10 Steps to a Good Dental Practice Sale Tips for selling practice owners

Andy Lehmkuhl's picture
  1. Build Your Team of Advisors: Broker/Consultant, CPA/Accountant and an Attorney (keep them informed).  When I tour around the Midwest giving presentations regarding selling a dental office, I without doubt come across dentists who “read an article or two and have a good understanding of the process” and want to handle the sale on their own to save money.  If I need my teeth fixed I go to a dentist, not a plumber that talked to a few dentists and read an article or two about dentistry.  It sounds funny, but there are experts in the industry for a reason and they are well worth every penny you will stick in to them.  So get their advice and more importantly keep them in the loop on all of your decisions and discussions.

  2. Be Ready to Transition – Determine the Goals and Transition Plan.  Why are you considering selling your dental practice?  Is it to have enough money to retire?  Is it to make sure your staff have jobs once you retire?  Is it to make sure your patients are taken care of when you are no longer around to practice?  Are you having health problems?  Is it because you don’t want the burden of owning the real estate? Your transition goal(s) will steer the transition plan, so identifying the goals of the future sale early on will help structure a defined and clear transition path which will simplify the process.

  3. Obtain a Professional Practice Valuation and Understand it.  Now that we have a team to work with, goal and a transition plan, it’s time to find out what your practice is worth.  The valuation you obtain should be completed by A) a broker/CPA/Accountant that understands dentistry and B) Understand the current market place for practice sales.  The most common and industry accepted valuation is based on “free cash flow” commonly referred to as EBITDA or a Capitalized Rate model.  This explains after expenses and a fair salary to a working dentist, the left over profit.  Then a multiple is taken based on the profits to for a value.  The other model to have incorporated is the gross revenue model or comparative model.  This valuation model looks at what other similar practices in similar regions are selling for and comparing these practices with yours.

  4. Structure the “Ideal” Transition for Yourself and Family.  By obtaining the valuation you can now derive to a point where you are either happy with the value placed on your office or unhappy with it.  If you are unhappy with it…the answer is to always work a couple more years to make up the difference.  If you are happy with the value, then you need to figure out if you want to walk away as soon as the practice is sold or if you’d like to work as an associate after the sale.  With all of the corporate entities in dentistry, there are many situations where a group will buy your practice and hire you back to work as an employee.

  5. Marketing and Networking the Practice.  Valuation check, plan check, structure check…now you need to get people looking at your practice.  Just like anything, the more people that hear about your practice for sale the better chance you have at selling it.  Practice brokers usually have a pretty good pipeline to sell, but sellers beware…find a broker that is hungry for a sale.  My rule of thumb is that selling through your accountant is a poor decision as most accountants only talk to their dentist clients.  Cast a large net to capture the most fish.

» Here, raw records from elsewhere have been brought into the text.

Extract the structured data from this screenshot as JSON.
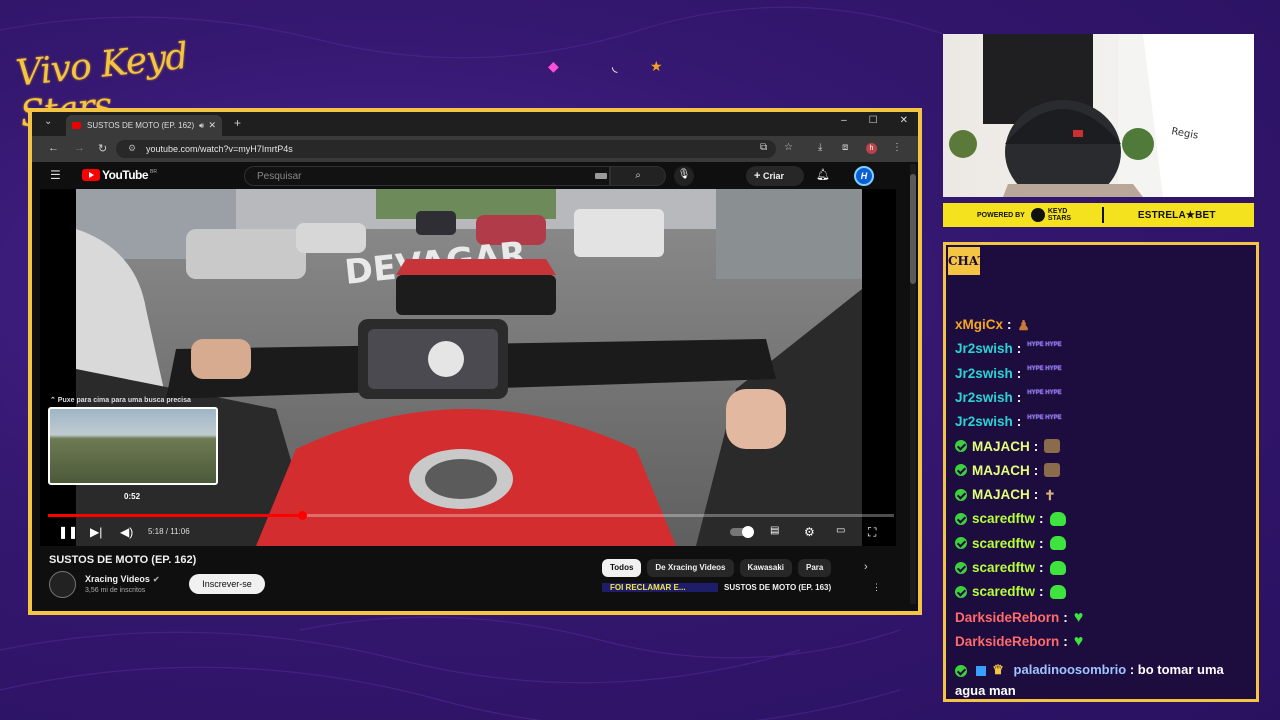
{
  "overlay": {
    "brand_text": "Vivo Keyd Stars",
    "accent_color": "#f4c542",
    "chat_label": "CHAT",
    "sponsor": {
      "powered_by": "POWERED BY",
      "keyd_stars": "KEYD STARS",
      "estrela_bet": "ESTRELA★BET"
    }
  },
  "browser": {
    "tab_title": "SUSTOS DE MOTO (EP. 162)",
    "url": "youtube.com/watch?v=myH7ImrtP4s",
    "icons": [
      "chevron-down-icon",
      "close-icon",
      "plus-icon",
      "minimize-icon",
      "maximize-icon",
      "back-icon",
      "forward-icon",
      "reload-icon",
      "site-info-icon",
      "install-icon",
      "star-icon",
      "download-icon",
      "extensions-icon",
      "menu-icon"
    ]
  },
  "youtube": {
    "logo_text": "YouTube",
    "logo_region": "BR",
    "search_placeholder": "Pesquisar",
    "create_label": "Criar",
    "avatar_letter": "H",
    "player": {
      "hint": "⌃ Puxe para cima para uma busca precisa",
      "preview_time": "0:52",
      "timecode": "5:18 / 11:06",
      "progress": 0.3
    },
    "video_title": "SUSTOS DE MOTO (EP. 162)",
    "channel_name": "Xracing Videos",
    "channel_subs": "3,56 mi de inscritos",
    "subscribe_label": "Inscrever-se",
    "chips": [
      "Todos",
      "De Xracing Videos",
      "Kawasaki",
      "Para"
    ],
    "rec_thumb_text": "FOI RECLAMAR E...",
    "rec_title": "SUSTOS DE MOTO (EP. 163)"
  },
  "chat": {
    "messages": [
      {
        "user": "xMgiCx",
        "color": "#f5a623",
        "badge": false,
        "emote": "glyph"
      },
      {
        "user": "Jr2swish",
        "color": "#2ad4d4",
        "badge": false,
        "emote": "hype"
      },
      {
        "user": "Jr2swish",
        "color": "#2ad4d4",
        "badge": false,
        "emote": "hype"
      },
      {
        "user": "Jr2swish",
        "color": "#2ad4d4",
        "badge": false,
        "emote": "hype"
      },
      {
        "user": "Jr2swish",
        "color": "#2ad4d4",
        "badge": false,
        "emote": "hype"
      },
      {
        "user": "MAJACH",
        "color": "#e6ff7a",
        "badge": true,
        "emote": "box"
      },
      {
        "user": "MAJACH",
        "color": "#e6ff7a",
        "badge": true,
        "emote": "box"
      },
      {
        "user": "MAJACH",
        "color": "#e6ff7a",
        "badge": true,
        "emote": "stick"
      },
      {
        "user": "scaredftw",
        "color": "#b6ff3a",
        "badge": true,
        "emote": "frog"
      },
      {
        "user": "scaredftw",
        "color": "#b6ff3a",
        "badge": true,
        "emote": "frog"
      },
      {
        "user": "scaredftw",
        "color": "#b6ff3a",
        "badge": true,
        "emote": "frog"
      },
      {
        "user": "scaredftw",
        "color": "#b6ff3a",
        "badge": true,
        "emote": "frog"
      },
      {
        "user": "DarksideReborn",
        "color": "#ff6a6a",
        "badge": false,
        "emote": "heart"
      },
      {
        "user": "DarksideReborn",
        "color": "#ff6a6a",
        "badge": false,
        "emote": "heart"
      }
    ],
    "last_message": {
      "user": "paladinoosombrio",
      "user_color": "#9fc4ff",
      "text": "bo tomar uma agua man"
    },
    "hype_text": "HYPE HYPE"
  }
}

  6. Showing the Practice to Potential Buyers – Bank Approval.  Once you start getting interest in your practice from potential buyers, you need to get those potential buyers to a bank ASAP to see if they are credit worthy for a loan.  There is no sense wasting your time and effort showing your practice to individuals that cannot get a loan.  The more people you walk through your office, the better chance you have of having your staff/the community and other local dentists find out you are sell (and that rarely is a good thing).

  7. Due Diligence – Information Gathering and Sharing.  Interested parties will start asking you for a ton of information to review.  # of active patients, # of new patients, staffing breakdown of compensation and benefits, (3) years’ worth of tax returns.  Having most of this information ready and available at a moment’s notice will only help the process of selling.  It also shows the potential buyer that you are an organized individual and are ready for the sale. 

  8. Be Available and Responsive to all Parties. We touched on the topic in #7 above, but being organized, available, responsive and ready for the buyers and buyer representatives is key.  Time kills deals…and the more time you infuse into a potential sale will generally have a direct correlation to an increased chance of that deal falling apart. 

  9. Receiving Offers and Negotiations.  Once you get an offer you will have (3) options: 1) accept the terms the way they are presented to you; 2) Counteroffer and begin negotiations or 3) Decline the offer.  Each option has different consequences and messages that the potential buyer and his team will have to think through.  Sometime rejecting an offer without a counteroffer tells the potential buyer that you are not interested in him/her buying your office at any price.  This point needs to be thought through in detail before quick decisions are made.

  10. Finalizing the Paperwork. You have an accepted offer and now it is time to look at the offer in greater detail (sometimes in the form of a Letter of Intent LOI).  The Asset Purchase Agreement, Bill of Sale, Lease Assignment, Termination Letter to the Staff, Letter to your patients, etc. need to be drafted, reviewed and approved by all parties.